In this 10-week course, I co-designed a new mobile-first web app to allow Berkeley instructors & their proxies to publish custom content to the online academic guide, in order to inspire students to enroll. The project was created for an actual client, the UC Berkeley Associate Registrar, who I kept in touch with for feedback as designs progressed. After three introductory weeks, my work began with goal-based user definition, problem and vision statements, design goals, context scenarios, and task flows. Though I entered the course having created simple context scenarios and task flows, I gained a firmer grasp of how to make these much more useful deliverables, serving to maintain a steady connection to the user goals throughout ideation.

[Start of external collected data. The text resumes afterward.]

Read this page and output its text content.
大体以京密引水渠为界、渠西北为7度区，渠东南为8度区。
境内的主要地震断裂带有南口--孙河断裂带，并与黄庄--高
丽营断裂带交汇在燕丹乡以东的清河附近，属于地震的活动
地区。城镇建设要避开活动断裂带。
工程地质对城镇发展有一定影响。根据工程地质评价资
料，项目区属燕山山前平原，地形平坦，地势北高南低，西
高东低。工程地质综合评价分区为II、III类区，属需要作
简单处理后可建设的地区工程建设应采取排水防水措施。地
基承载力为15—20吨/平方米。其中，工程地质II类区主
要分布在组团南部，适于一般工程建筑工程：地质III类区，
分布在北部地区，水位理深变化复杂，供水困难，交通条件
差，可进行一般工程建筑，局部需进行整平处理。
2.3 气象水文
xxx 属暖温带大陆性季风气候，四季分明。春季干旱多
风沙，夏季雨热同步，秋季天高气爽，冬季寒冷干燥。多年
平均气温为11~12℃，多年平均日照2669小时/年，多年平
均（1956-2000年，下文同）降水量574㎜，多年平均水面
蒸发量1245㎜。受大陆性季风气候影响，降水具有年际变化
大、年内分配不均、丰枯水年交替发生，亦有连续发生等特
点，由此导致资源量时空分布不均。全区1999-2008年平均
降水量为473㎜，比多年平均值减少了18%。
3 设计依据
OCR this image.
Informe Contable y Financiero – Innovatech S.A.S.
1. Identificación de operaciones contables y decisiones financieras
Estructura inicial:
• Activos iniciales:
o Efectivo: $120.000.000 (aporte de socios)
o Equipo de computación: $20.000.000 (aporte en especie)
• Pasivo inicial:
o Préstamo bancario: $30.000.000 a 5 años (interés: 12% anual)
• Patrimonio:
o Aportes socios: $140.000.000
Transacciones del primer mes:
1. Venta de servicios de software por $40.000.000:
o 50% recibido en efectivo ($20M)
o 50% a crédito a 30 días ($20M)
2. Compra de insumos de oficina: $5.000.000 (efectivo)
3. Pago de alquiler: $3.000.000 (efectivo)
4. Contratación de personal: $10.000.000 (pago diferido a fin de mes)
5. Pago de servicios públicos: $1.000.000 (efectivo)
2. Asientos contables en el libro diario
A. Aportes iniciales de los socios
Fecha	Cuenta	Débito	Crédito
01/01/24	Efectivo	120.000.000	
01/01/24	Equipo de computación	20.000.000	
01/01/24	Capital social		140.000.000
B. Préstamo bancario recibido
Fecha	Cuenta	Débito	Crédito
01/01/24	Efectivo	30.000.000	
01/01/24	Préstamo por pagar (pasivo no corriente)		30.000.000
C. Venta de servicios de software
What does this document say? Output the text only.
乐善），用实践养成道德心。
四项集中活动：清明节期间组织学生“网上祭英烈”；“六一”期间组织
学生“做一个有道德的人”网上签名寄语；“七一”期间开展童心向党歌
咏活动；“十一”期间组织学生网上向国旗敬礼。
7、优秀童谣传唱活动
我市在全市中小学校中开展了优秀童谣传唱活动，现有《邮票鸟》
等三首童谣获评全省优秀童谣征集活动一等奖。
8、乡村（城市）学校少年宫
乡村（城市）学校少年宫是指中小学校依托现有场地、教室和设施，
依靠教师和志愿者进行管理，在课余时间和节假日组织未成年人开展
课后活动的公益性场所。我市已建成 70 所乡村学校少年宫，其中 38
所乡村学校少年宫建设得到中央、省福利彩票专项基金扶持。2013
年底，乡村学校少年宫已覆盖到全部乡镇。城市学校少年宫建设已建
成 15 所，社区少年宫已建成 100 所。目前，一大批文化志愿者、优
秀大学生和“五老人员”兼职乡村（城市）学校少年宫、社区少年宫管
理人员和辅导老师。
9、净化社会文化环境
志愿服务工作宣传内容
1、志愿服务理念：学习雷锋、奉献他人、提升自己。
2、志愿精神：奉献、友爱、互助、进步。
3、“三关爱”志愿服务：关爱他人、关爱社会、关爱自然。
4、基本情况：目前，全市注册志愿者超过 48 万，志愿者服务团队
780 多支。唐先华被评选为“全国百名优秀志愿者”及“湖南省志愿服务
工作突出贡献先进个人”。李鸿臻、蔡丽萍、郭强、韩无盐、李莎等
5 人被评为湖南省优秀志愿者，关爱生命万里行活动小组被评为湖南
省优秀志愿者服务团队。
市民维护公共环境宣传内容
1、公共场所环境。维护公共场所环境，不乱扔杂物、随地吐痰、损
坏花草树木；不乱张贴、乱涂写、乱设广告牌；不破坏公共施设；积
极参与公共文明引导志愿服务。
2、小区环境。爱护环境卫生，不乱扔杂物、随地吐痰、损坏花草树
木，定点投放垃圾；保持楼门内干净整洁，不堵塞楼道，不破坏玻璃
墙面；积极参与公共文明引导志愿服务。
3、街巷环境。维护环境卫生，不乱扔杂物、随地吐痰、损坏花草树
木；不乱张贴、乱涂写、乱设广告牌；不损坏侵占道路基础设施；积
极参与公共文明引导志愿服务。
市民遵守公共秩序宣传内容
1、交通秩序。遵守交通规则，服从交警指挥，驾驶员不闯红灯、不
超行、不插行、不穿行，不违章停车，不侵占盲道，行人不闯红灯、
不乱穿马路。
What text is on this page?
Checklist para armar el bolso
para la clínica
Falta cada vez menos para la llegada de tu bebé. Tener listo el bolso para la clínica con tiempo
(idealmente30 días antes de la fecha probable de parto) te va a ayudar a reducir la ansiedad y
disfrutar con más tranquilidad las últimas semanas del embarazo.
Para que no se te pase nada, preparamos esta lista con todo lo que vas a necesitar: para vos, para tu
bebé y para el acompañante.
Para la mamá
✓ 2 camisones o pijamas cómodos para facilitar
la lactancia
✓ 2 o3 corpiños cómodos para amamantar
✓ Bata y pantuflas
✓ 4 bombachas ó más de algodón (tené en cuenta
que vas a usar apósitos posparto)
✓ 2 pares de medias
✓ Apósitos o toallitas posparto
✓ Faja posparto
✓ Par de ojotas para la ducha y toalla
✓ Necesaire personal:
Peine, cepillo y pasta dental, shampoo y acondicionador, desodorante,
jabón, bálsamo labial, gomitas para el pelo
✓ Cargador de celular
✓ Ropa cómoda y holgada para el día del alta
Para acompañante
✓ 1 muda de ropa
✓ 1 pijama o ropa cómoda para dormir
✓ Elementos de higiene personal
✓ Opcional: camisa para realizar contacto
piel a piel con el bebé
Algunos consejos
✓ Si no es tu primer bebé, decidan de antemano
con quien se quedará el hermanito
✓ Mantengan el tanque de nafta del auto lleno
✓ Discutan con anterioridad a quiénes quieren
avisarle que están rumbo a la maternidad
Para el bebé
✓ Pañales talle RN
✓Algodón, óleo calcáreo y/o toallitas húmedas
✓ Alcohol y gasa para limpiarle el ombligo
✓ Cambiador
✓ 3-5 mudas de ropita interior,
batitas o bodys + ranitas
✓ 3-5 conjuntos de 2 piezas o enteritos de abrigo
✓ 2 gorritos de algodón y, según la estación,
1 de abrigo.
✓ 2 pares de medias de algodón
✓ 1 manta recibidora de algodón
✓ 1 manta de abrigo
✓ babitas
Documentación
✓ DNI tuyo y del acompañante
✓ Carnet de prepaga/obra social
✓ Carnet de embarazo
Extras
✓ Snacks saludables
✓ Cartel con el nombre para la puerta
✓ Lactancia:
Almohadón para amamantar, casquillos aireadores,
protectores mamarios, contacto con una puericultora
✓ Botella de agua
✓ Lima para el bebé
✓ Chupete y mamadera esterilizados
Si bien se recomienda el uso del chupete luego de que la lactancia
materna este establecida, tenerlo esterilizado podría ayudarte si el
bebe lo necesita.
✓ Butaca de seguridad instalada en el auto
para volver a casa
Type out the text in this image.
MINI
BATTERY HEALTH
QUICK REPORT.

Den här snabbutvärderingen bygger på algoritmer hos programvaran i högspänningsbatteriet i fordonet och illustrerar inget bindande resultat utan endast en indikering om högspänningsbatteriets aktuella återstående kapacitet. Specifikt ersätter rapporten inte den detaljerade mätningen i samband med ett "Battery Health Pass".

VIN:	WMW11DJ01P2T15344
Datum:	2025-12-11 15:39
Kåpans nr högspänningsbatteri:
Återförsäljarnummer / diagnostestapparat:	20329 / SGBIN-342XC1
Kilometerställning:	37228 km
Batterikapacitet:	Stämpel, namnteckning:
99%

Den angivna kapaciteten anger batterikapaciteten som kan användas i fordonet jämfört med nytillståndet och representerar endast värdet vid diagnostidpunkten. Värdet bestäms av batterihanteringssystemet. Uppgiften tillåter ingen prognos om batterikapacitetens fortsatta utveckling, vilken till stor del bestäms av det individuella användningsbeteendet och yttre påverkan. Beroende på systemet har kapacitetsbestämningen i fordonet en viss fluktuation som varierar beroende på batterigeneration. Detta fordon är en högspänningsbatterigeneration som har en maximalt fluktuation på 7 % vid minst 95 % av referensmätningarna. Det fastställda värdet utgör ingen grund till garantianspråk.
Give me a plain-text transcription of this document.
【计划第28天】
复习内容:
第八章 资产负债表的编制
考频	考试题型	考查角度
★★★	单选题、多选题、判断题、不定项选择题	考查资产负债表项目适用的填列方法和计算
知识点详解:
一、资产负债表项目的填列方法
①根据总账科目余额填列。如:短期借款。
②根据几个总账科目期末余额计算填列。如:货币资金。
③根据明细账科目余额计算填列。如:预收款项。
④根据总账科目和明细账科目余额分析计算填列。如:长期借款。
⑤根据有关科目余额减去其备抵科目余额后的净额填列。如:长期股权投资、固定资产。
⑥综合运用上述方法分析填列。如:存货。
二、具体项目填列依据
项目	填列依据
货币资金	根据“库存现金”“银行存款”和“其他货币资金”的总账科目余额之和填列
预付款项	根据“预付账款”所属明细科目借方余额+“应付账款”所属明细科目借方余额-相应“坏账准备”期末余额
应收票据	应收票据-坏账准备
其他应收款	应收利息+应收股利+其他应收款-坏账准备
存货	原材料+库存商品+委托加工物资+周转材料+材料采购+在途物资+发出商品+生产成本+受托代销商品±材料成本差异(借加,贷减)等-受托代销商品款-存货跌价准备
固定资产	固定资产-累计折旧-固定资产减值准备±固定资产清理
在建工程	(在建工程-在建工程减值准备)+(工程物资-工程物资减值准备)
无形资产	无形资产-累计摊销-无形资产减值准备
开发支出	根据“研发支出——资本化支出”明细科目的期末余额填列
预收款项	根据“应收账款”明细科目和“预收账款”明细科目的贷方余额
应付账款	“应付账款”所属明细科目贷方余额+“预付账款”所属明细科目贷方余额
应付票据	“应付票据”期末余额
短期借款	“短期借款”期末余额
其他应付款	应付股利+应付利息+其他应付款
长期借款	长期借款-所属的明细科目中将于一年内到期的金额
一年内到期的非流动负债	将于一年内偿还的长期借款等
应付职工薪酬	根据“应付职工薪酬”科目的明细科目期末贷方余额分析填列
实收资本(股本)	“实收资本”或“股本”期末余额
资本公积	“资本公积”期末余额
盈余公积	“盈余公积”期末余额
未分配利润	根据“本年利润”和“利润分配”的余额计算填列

With a partner, we pushed two core task flows forward into wireframes:
- The professor creates a profile to attract interested students.
- The professor creates a class page and notifies the proxy to further stylize and add to it.
Next, we created a visual design guideline (based on Berkeley’s brand) and built out our high-fidelity prototype. Using the user testing plan I created, my partner tested our prototype with past professors he recruited, uncovering a key finding that improved navigation. At the end, our final presentation to the client included the persona, context scenario, task flows, high-fidelity annotated wires, user testing report, and prototype. Reception was warm and quite positive from the client, and the panel of industry professionals confirmed that the designs impressed upon them a strong execution of design principles, remarking also that our visual design was a standout success. If I were to take the project forward, I might try to flex and bend the visual design a bit more, striving to deliver a little more delight that the mobile context makes possible.